Based on the findings in
Figure 19, in which fracture surfaces are illustrated, the material exhibited smoother fracture surfaces as the silane concentration increased compared to no-silane samples. With increasing silane concentration, the silica dispersion became more homogeneous. Fractures are generated from defective spots; therefore, a more homogeneous and uniform distribution will cause less defects, leading to a smoother fracture surface and resulting in better tensile properties, as seen in
Figure 11.
3.3. Conclusions
With additional 20% (w/w) silica and increasing silane concentration, the tensile strength, Payne effect, and dispersion improved due to better polymer–filler interactions following a higher degree of silanization. With increasing silane concentration, elongation at break and net network breakdown were reduced due an increase in crosslink density by the formation of short, stable filler–polymer bonds during the silanization reaction. Viscosity was reduced due to the plasticization effect of silanes.

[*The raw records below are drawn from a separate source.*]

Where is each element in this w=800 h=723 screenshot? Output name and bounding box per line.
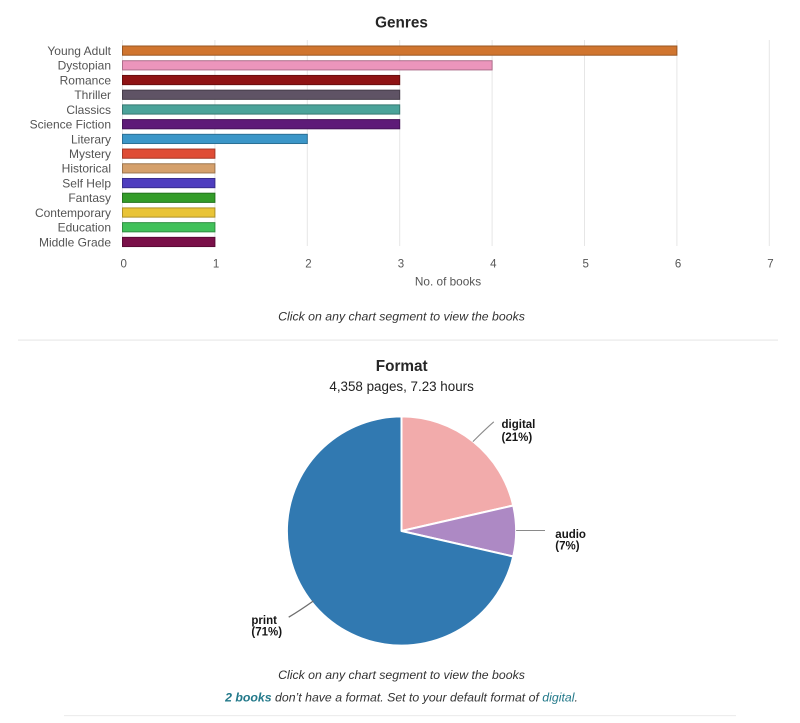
svg-text:2 books don’t have a format. S: 2 books don’t have a format. Set to your…	[224, 691, 578, 705]
svg-text:Classics: Classics	[66, 103, 111, 117]
svg-text:Thriller: Thriller	[74, 88, 111, 102]
svg-text:Contemporary: Contemporary	[35, 206, 111, 220]
svg-text:Romance: Romance	[60, 73, 112, 87]
svg-text:3: 3	[398, 258, 404, 270]
svg-text:Young Adult: Young Adult	[47, 44, 111, 58]
svg-text:Historical: Historical	[62, 162, 111, 176]
svg-text:audio: audio	[555, 529, 586, 541]
svg-text:Middle Grade: Middle Grade	[39, 235, 111, 249]
svg-text:(71%): (71%)	[251, 627, 282, 639]
svg-text:4,358 pages, 7.23 hours: 4,358 pages, 7.23 hours	[329, 379, 474, 394]
svg-text:Format: Format	[376, 358, 428, 375]
svg-text:Genres: Genres	[375, 14, 428, 31]
svg-text:Dystopian: Dystopian	[58, 59, 111, 73]
svg-text:Click on any chart segment to: Click on any chart segment to view the b…	[278, 668, 525, 682]
svg-text:Literary: Literary	[71, 132, 111, 146]
svg-text:2: 2	[305, 258, 311, 270]
svg-text:Mystery: Mystery	[69, 147, 111, 161]
svg-text:Fantasy: Fantasy	[68, 191, 111, 205]
svg-text:0: 0	[120, 258, 126, 270]
svg-text:(7%): (7%)	[555, 541, 579, 553]
svg-text:digital: digital	[502, 419, 536, 431]
svg-text:(21%): (21%)	[502, 432, 533, 444]
svg-text:print: print	[251, 615, 277, 627]
svg-text:5: 5	[582, 258, 588, 270]
svg-text:6: 6	[675, 258, 681, 270]
svg-text:1: 1	[213, 258, 219, 270]
svg-text:Click on any chart segment to: Click on any chart segment to view the b…	[278, 310, 525, 324]
svg-text:Education: Education	[58, 221, 111, 235]
svg-text:No. of books: No. of books	[415, 274, 481, 288]
svg-text:4: 4	[490, 258, 497, 270]
svg-text:Self Help: Self Help	[62, 176, 111, 190]
svg-text:Science Fiction: Science Fiction	[30, 118, 111, 132]
svg-text:7: 7	[767, 258, 773, 270]
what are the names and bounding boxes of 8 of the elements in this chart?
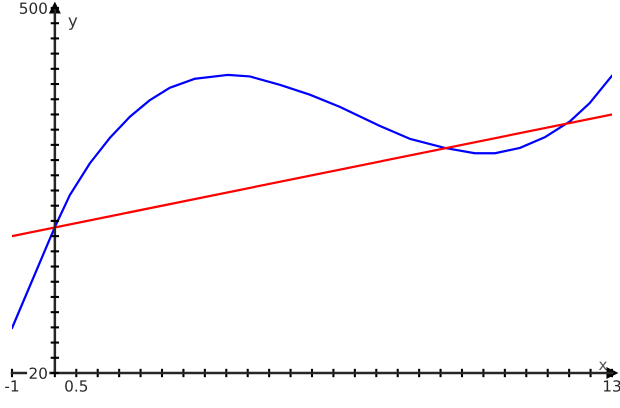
x-tick-label: -1	[5, 380, 18, 392]
x-tick-label: 13	[604, 380, 620, 392]
x-tick-label: 0.5	[65, 380, 88, 392]
y-axis-title: y	[68, 17, 78, 30]
y-tick-label: 500	[20, 2, 47, 14]
y-tick-label: 20	[30, 367, 47, 380]
x-axis-title: x	[598, 362, 608, 370]
line-series	[12, 74, 612, 330]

A total of 20% (w/w) silica with 3% (w/w) silane showed the best properties in terms of mechanical strength; beyond this concentration, no further improvement was noticed. This can be considered as the optimum concentration for the addition of a silica–silane filler system to the devulcanizate composite.
This high-quality devulcanized composite can be partially integrated into new high-performance rubber products, such as tires and conveyor belts. It can also be used to create lower tensile strength products like road underpads and acoustic protection materials, which can be made entirely from the devulcanized composite.